The word came to English from Italian tramontana, which developed from Latin trānsmontānus (trāns- + montānus), "beyond/across the mountains",[1][2][3] referring to the Alps in the North of Italy.
[4] On the Croatian Adriatic coast it is called tramontana (pronounced tramòntāna, [tramǒntaːna] in Dalmatia), with a number of local variations (termuntana, trmuntana, t(a)rmuntona and others).
[5][6][7] The tramontane [tʁa.mɔ̃.tan] in France is a strong, dry cold wind from the north (on the Mediterranean) or from the northwest (in lower Languedoc, Roussillon, Catalonia and the Balearic Islands).
In his poem "Gastibelza", Victor Hugo has the main character say, "Le vent qui vient à travers la montagne me rendra fou..." (The wind coming over the mountain will drive me mad...) In Greece, tramountána (Greek: Τραμουντάνα) [tramuˈdana] is used as a nautical term to define not only the northern wind, but also the northern direction and even the cardinal point of north on a compass.

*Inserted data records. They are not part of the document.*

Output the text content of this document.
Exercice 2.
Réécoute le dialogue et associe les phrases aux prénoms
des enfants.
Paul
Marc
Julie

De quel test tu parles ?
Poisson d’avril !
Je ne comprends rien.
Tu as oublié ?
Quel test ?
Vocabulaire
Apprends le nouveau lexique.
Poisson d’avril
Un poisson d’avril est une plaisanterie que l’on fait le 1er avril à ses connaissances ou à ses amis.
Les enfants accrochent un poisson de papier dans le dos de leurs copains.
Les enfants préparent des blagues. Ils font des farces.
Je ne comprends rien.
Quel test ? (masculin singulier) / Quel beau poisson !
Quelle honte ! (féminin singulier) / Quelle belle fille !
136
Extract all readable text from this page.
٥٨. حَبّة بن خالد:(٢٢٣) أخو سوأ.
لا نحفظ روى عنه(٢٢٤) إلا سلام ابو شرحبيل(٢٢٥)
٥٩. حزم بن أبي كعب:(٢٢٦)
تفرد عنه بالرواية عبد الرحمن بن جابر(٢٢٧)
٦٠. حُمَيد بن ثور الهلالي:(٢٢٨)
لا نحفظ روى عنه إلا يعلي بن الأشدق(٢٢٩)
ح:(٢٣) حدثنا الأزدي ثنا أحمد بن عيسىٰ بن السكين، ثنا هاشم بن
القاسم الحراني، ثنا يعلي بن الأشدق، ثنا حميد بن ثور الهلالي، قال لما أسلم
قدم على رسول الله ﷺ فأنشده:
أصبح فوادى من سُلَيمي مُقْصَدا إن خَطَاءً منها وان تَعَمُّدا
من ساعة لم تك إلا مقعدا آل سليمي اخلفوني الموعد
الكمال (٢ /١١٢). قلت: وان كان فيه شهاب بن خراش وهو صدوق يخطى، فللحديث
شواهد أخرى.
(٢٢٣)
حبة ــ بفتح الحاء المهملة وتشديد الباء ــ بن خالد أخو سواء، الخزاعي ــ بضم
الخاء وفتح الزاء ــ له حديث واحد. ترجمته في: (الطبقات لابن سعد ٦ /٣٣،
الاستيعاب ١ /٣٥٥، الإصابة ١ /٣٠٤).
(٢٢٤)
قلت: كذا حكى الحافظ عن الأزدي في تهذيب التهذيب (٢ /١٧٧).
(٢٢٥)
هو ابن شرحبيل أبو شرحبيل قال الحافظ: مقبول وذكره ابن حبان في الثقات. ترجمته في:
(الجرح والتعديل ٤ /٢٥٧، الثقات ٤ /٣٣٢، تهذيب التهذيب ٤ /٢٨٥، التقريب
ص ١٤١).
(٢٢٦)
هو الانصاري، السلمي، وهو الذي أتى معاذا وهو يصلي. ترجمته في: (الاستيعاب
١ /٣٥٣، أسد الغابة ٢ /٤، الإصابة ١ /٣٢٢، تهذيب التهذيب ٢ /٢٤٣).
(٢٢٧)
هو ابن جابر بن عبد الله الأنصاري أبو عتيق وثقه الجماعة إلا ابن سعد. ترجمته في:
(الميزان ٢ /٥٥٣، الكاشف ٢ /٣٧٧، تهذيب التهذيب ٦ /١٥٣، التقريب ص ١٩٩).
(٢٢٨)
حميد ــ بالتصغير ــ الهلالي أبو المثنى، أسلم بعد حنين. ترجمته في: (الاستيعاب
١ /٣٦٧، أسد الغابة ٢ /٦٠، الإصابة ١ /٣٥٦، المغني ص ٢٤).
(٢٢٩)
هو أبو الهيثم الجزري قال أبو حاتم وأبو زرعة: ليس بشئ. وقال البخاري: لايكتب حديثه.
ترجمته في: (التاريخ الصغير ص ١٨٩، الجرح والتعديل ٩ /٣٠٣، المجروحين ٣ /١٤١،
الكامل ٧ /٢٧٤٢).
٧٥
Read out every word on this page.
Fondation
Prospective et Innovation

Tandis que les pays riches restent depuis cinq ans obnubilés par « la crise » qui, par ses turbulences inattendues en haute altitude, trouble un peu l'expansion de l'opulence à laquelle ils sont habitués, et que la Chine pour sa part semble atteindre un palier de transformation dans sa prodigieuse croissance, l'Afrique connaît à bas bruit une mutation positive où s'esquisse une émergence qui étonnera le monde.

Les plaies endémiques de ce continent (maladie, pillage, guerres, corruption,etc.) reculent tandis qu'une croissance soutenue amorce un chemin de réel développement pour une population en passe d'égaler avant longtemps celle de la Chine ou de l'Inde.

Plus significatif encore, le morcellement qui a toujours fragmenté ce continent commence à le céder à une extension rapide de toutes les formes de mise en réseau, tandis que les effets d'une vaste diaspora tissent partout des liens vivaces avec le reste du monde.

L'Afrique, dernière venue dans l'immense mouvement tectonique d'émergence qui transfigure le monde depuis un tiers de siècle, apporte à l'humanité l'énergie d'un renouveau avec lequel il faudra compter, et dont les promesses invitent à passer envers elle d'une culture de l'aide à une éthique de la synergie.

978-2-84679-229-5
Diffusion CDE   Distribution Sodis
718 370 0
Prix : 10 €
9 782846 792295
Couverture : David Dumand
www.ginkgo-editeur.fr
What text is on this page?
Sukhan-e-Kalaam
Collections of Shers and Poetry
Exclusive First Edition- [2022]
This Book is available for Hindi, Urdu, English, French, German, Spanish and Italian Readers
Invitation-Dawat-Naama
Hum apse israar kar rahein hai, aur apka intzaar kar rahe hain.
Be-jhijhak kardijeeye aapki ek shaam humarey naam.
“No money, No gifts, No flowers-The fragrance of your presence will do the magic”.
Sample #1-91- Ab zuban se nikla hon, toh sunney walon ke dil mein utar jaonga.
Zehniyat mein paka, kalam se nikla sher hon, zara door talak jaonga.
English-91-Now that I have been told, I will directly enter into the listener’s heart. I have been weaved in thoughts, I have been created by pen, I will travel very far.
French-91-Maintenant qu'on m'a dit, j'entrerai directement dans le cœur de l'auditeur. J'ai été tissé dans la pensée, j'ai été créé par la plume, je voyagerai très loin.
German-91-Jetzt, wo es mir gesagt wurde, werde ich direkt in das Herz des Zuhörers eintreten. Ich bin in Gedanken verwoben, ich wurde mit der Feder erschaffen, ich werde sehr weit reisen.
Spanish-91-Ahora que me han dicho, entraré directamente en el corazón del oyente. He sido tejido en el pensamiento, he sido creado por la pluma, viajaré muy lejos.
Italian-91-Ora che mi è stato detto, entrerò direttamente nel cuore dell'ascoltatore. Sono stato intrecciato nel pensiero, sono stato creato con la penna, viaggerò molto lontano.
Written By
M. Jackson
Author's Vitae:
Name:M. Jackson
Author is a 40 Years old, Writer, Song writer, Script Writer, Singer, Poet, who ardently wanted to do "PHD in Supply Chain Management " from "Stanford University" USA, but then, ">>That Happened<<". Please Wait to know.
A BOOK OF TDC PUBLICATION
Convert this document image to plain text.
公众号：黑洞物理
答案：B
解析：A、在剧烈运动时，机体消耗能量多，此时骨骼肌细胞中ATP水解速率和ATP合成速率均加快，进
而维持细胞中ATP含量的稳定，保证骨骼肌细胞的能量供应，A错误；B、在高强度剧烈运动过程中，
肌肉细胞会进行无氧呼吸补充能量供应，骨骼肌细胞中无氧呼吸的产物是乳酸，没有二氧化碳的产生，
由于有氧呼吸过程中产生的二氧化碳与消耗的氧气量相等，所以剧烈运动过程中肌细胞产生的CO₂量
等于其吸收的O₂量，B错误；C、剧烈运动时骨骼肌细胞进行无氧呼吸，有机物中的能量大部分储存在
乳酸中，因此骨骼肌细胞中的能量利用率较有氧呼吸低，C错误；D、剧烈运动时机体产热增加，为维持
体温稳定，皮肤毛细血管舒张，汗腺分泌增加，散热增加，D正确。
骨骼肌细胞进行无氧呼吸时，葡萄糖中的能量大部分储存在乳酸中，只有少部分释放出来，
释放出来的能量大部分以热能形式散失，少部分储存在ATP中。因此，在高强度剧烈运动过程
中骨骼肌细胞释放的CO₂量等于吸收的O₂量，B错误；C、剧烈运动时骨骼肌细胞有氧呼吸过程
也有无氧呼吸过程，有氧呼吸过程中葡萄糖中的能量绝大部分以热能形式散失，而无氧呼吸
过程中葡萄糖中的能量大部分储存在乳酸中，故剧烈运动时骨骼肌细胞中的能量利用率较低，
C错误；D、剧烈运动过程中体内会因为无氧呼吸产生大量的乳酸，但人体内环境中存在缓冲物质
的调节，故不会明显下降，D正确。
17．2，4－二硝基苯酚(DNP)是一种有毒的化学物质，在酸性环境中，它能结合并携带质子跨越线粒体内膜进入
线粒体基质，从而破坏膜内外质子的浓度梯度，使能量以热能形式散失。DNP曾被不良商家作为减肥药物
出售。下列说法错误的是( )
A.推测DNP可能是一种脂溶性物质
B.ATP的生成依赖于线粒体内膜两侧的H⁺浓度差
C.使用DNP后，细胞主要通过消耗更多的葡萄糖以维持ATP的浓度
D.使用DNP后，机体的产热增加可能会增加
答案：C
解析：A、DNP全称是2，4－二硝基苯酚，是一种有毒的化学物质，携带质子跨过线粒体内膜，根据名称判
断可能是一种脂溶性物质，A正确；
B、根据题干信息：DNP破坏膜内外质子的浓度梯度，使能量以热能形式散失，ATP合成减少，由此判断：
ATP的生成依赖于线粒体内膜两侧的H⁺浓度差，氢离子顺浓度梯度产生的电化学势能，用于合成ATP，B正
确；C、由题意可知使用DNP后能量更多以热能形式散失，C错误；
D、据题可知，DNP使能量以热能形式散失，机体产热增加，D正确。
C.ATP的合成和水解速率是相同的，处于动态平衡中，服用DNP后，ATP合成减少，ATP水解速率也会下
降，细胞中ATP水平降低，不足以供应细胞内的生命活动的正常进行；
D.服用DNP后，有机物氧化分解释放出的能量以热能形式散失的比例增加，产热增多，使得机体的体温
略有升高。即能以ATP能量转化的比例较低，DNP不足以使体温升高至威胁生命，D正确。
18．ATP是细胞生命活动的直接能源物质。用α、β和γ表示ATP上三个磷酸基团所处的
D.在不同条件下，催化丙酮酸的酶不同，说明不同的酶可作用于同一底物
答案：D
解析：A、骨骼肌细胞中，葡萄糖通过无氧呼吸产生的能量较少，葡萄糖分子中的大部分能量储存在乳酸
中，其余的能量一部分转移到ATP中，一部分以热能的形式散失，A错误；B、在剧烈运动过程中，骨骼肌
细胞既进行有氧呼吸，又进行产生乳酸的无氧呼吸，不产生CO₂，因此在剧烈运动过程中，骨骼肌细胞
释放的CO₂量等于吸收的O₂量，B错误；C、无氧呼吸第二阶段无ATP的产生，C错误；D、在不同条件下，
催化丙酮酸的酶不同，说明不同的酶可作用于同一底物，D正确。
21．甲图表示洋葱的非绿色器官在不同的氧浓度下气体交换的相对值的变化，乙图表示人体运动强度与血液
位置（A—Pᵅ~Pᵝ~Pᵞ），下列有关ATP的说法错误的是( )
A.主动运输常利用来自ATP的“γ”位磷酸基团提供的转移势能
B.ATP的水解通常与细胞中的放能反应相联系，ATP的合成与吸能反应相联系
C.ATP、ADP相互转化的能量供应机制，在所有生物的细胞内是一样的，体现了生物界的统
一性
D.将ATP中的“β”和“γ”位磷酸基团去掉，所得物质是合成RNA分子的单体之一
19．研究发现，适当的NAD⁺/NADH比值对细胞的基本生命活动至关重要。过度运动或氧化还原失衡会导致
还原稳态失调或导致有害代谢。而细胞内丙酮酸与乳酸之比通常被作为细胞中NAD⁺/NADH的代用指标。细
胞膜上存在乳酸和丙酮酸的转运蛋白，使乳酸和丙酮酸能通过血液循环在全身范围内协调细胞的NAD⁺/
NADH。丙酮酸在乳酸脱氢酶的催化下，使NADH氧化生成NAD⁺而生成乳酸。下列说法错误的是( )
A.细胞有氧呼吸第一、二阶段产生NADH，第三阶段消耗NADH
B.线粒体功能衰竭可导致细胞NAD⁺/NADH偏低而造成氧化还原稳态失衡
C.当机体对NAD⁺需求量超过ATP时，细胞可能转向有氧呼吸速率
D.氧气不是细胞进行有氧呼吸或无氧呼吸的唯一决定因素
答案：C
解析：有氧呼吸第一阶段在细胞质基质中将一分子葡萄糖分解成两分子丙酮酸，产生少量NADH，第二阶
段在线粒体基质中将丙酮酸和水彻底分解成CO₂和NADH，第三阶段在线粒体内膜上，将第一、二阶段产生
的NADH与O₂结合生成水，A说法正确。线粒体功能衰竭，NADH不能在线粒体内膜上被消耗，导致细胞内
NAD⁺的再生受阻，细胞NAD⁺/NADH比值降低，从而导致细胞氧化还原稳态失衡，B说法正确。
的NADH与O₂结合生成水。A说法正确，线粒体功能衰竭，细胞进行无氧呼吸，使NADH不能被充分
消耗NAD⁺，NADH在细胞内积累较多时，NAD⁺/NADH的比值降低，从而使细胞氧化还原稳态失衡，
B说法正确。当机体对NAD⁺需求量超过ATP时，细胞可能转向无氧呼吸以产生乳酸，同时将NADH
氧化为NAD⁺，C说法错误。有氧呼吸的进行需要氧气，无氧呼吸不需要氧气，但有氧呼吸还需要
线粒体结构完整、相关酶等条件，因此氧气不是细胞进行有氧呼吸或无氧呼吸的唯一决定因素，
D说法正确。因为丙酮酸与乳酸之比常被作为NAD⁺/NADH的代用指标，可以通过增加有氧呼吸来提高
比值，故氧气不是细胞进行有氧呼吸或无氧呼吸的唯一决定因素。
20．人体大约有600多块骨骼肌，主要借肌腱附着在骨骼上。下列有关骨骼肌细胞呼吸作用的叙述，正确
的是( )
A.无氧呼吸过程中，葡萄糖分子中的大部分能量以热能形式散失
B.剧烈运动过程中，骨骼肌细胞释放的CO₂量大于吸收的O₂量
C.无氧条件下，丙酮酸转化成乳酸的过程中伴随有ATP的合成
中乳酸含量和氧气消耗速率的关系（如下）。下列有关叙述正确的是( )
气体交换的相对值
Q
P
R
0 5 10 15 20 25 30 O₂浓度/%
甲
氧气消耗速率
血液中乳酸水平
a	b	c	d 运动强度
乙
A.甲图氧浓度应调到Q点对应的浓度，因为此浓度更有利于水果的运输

It is caused by a weather system from the west following a depression on the Mediterranean, due to the minimum baric level in the Ligurian Sea between Genoa and Corsica, which recalls strong winds.
This last case is called in Liguria "dark Tramontane" (Tramontana Scura), which in Liguria is activated following the invortication of the perturbations coming from the west (or even south-west or north-west) on the Ligurian Sea; for this reason a proverb in the Ligurian language states: "tramuntann-a scüa, ægua següa" ("dark north wind, sure rain").
In Slovenia a word tramontana [tɾamɔnˈtáːna] is used for a strong northerly, often hurricane-force wind that blows from the Alps to the Venice bay over Trieste, Slovenian coast and Istria with gusts sometimes as high as 200 km/h (usually 80 km/h).